I recently listened to an interesting podcast in which McChrystal had a wide-ranging discussion with Tim Ferriss that covered tactical and psychological lessons from combat, the development of mental toughness, leadership and other issues. The podcast generated a number of questions from listeners. As a result, McChrystal did a second, shorter podcast in which he answered some of those questions.
While all of the questions, and McChrystal’s answers, were interesting, I was particularly intrigued by this one:
What are three practices from the military that civilians can use to help develop mental toughness?
Mental toughness, or grit, is an essential requirement for success. Nobody goes through life without failures and setbacks. However, the way in which we respond to failures, setbacks, disappointments, loss, etc. has a major effect on what happens afterwards. Having mental toughness helps us weather the storms so that our progress is not derailed.
McChrystal’s three recommendations are easy to understand—not so easy to do.
1. Push yourself harder than you think you’re capable of. You’ll find new depth inside yourself.
2. Put yourself (and groups) through (shared) difficulties and discomfort. When you have been through a difficult environment or situation, you feel more strongly about that which to you are committed.
3. Create some fear and overcome it. It creates resiliency.
When you think about it, each of the three recommendations involves getting out of your comfort zone (physically, mentally, professionally, etc.). And, depending on the situation, you might end up doing all three at once. For example, if you put yourself in a difficult situation, you might be afraid and you might have to push yourself harder than you think you’re capable of to overcome the challenge.
But McChrystal’s advice is sound. People experience their greatest personal growth when then move towards the things that scare them instead of running from them.
You can apply McChrystal’s recommendations to many aspects of your life, including public speaking. For many people, having to speak in public is uncomfortable, frightening or worse. Even experienced speakers can find it uncomfortable to speak in front of certain audiences, or on a new topic, or in front of a larger audience than they are used to.

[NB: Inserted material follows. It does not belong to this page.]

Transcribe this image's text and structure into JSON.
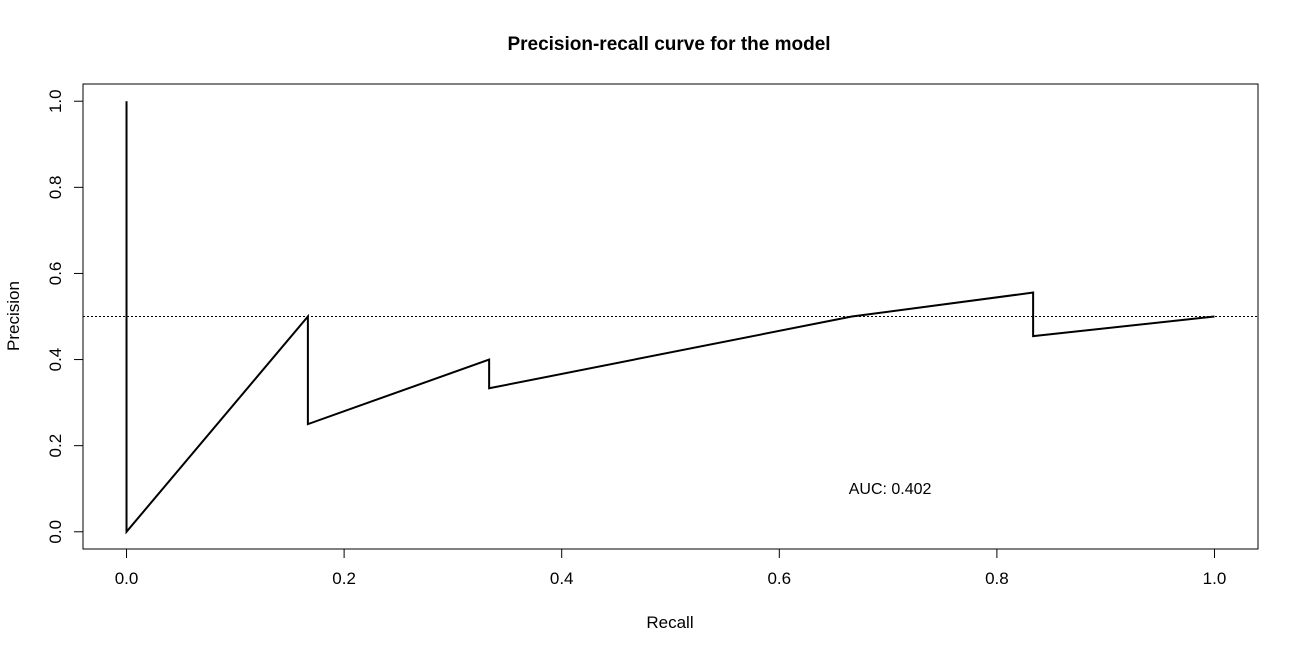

How, concretely, can you act on these recommendations? Below are some ideas:
- If you have no public speaking experience or are very afraid of speaking in public, take a course or join an organization like Toastmasters. You will get experience speaking in a safe and supportive environment.
- Participate in a speech contest. The farther you advance, the bigger the audience and the more pressure you have to deal with.
- Speak at conferences on matters related to your field of expertise.
- Volunteer to give corporate presentations to your colleagues, the Board of Directors or prospective clients.
- Give a team presentation with some colleagues.
- Give a guest lecture at a university.
- Give a speech at a wedding reception.
- Take an improvisation class.
- Apply to speak at a TEDx event.
Ultimately, the more you challenge yourself with different speaking situations, the more comfortable you will become. And, when you face a setback—you forget part of your speech; the talk falls flat; the equipment doesn’t work—as is bound to happen if you speak often enough, you will be able to learn from the experience, bounce back and move on. In short, you’ll become a better speaker.
Applying Stanley McChrystal’s advice when it comes to public speaking will not only make you a better speaker, it will improve your self-esteem, your self-confidence and your resiliency. And that is something that will help you with any challenge that you face.